Teruntuk : Tuan Davagra

dulu sekali, saat aku masih kecil, ibu sering bercerita tentang bulan, tentang bintang, tentang matahari, tentang langit, tentang bumi, tentang semua yang ku tahu bahwa itu indah. setiap hari ibu bercerita tentang itu semua, tanpa lelah, tanpa mempedulikan rasa kantuknya. setiap malam, setiap siang, setiap waktu. tanpa jeda.

hari ini, di senja ini, ditemani guratan senja dan aroma melati, aku duduk membeku dengan pena dan kertas. hari ini aku berjanji akan bercerita pada ibu. ingin rasanya aku kembali bercerita tentang bulan, tentang bintang, tentang matahari, tentang langit, tentang bumi, tentang semua yang ku tahu bahwa itu indah. tapi Tuhan tak memberikanku itu semua, tak satupun.
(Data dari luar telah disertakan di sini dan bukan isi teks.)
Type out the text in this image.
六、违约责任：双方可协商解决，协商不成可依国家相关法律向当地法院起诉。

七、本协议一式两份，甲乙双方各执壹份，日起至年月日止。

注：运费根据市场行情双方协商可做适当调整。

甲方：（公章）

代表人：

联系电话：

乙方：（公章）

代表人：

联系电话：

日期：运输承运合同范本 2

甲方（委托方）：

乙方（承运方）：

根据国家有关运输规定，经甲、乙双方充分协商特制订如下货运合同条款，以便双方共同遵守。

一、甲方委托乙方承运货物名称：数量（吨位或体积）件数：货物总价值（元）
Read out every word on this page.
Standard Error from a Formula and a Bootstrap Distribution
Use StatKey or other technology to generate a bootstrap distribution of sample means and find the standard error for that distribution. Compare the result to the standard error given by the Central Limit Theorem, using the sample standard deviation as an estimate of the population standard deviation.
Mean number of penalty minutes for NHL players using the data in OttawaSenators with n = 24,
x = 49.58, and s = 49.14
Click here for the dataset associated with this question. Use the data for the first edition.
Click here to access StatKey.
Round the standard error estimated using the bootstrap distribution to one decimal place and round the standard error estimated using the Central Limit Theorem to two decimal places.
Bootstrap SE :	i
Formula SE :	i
Tuhan tak memberiku mata, Tuhan tak memberiku suara, Tuhan bahkan tak memberiku telinga. Tuhan hanya beriku sepotong hati. hati yang beberapa waktu lalu tak lagi berfungsi. ia mati. seiring dengan kau yang pergi.

aku masih di sini, di senja yang jingga bersama aroma melati. masih memegang pena dan kertas. ibu terlalu lama menungguku untuk bercerita, ibu lelah, ibu letih. dan kini aku sendirian. beku. alam dan kau mengutukku.
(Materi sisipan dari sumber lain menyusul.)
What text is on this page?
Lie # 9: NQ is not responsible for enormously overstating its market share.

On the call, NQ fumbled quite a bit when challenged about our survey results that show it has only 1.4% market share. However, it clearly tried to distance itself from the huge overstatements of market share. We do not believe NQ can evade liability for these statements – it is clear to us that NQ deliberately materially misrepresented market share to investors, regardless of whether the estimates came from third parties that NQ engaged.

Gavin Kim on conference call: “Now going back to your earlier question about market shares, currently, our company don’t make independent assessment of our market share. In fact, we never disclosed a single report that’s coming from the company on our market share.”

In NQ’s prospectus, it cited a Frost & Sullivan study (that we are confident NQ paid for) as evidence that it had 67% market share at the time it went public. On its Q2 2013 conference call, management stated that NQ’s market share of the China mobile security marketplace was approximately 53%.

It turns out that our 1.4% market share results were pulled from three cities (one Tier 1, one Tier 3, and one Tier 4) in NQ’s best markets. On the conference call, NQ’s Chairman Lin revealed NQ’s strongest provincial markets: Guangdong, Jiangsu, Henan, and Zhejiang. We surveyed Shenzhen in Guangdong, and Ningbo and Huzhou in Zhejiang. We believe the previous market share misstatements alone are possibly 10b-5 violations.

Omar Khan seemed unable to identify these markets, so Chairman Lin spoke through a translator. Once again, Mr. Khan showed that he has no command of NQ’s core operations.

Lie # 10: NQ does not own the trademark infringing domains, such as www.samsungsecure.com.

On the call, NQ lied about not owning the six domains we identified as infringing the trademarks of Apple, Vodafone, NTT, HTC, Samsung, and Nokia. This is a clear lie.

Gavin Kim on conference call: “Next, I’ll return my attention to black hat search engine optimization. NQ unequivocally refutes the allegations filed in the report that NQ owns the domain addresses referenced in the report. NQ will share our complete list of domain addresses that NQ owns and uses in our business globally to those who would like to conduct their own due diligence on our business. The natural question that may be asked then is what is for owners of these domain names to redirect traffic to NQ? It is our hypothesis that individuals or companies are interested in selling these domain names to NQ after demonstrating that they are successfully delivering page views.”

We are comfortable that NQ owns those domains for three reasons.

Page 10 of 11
masih dengan keadaan yang sama. aku duduk sendiri, benar-benar sendiri. tidakkah kau ingin datang dan menemaniku sebentar ? kurasa tidak. bisa ku lihat tatap benci itu.

sesaat sebelum ibu meninggalkanku, sudah ku temukan hal yang ingin ku ceritakan. tentang kau. tentang kau yang selalu menjadi bulan, menjadi bintang, menjadi matahari, menjadi langit, menjadi bumi, dan menjadi semua yang ku tahu bahwa itu indah.
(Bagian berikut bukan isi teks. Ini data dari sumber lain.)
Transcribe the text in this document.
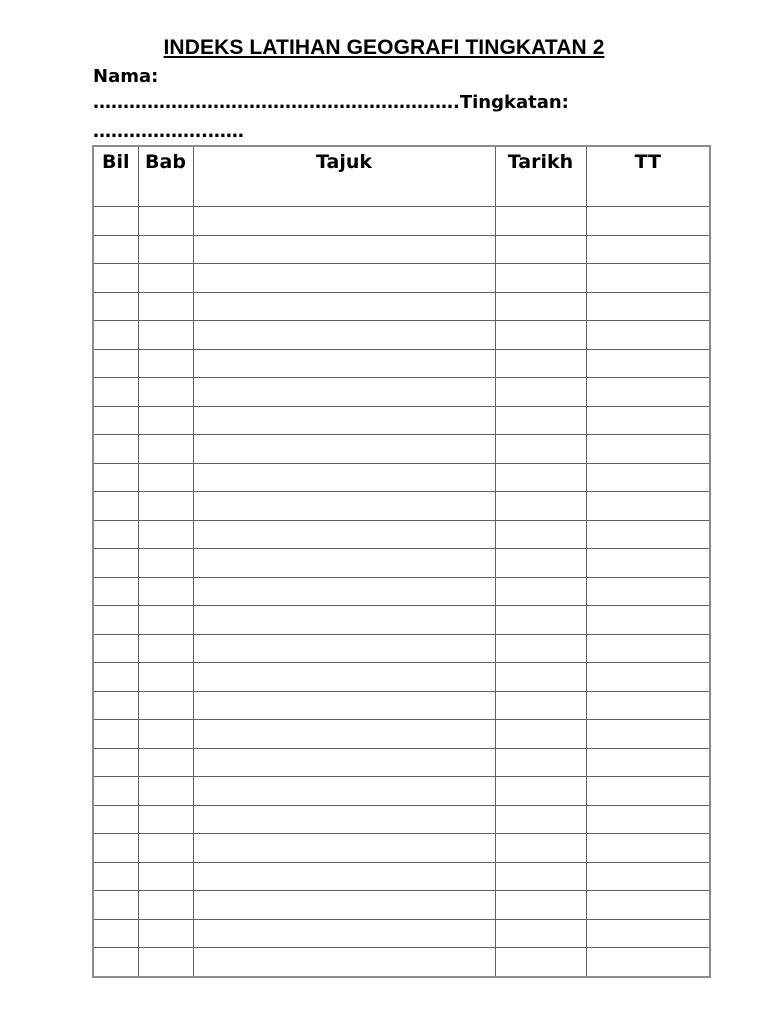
INDEKS LATIHAN GEOGRAFI TINGKATAN 2
Nama:
…………………………………………………….Tingkatan:
……………….……
Bil	Bab	Tajuk	Tarikh	TT
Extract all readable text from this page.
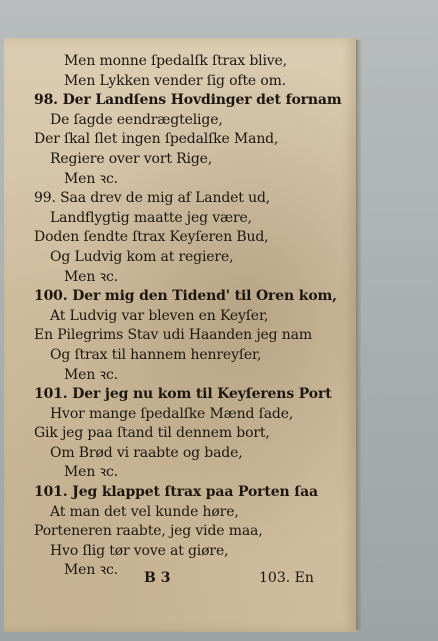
Men monne ſpedalſk ſtrax blive,
Men Lykken vender ſig ofte om.
98. Der Landſens Hovdinger det fornam
De ſagde eendrægtelige,
Der ſkal ſlet ingen ſpedalſke Mand,
Regiere over vort Rige,
Men ꝛc.
99. Saa drev de mig af Landet ud,
Landflygtig maatte jeg være,
Doden ſendte ſtrax Keyſeren Bud,
Og Ludvig kom at regiere,
Men ꝛc.
100. Der mig den Tidend' til Oren kom,
At Ludvig var bleven en Keyſer,
En Pilegrims Stav udi Haanden jeg nam
Og ſtrax til hannem henreyſer,
Men ꝛc.
101. Der jeg nu kom til Keyſerens Port
Hvor mange ſpedalſke Mænd ſade,
Gik jeg paa ſtand til dennem bort,
Om Brød vi raabte og bade,
Men ꝛc.
101. Jeg klappet ſtrax paa Porten ſaa
At man det vel kunde høre,
Porteneren raabte, jeg vide maa,
Hvo ſlig tør vove at giøre,
Men ꝛc.	B 3	103. En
kau yang mengajakku tertawa, walau tak pernah ku dengar tawamu. kau yang mengajarkanku tersenyum, walau tak pernah ku lihat senyummu. kau yang membantuku hidup, walau tak pernah ku ucapkan terima kasih. kau perlahan membuatku mengerti bulan, bintang, matahari, langit, bumi, dan semua yang ku tahu bahwa itu indah.

tapi kini, di senja yang jingga ini, dengan aroma melati, aku menangis. pilu. walau aku tak pernah mendengar marahmu, walau aku tak pernah melihat gusarmu, walau aku tak pernah berucap sakit, tapi ku tahu kau kecewa. dan itu padaku. genggammu tak lagi erat. sentuhmu tak lagi hangat. yang ku rasa hanya pekat. semua berasa hambar. inikah akhir dari semua kisah ?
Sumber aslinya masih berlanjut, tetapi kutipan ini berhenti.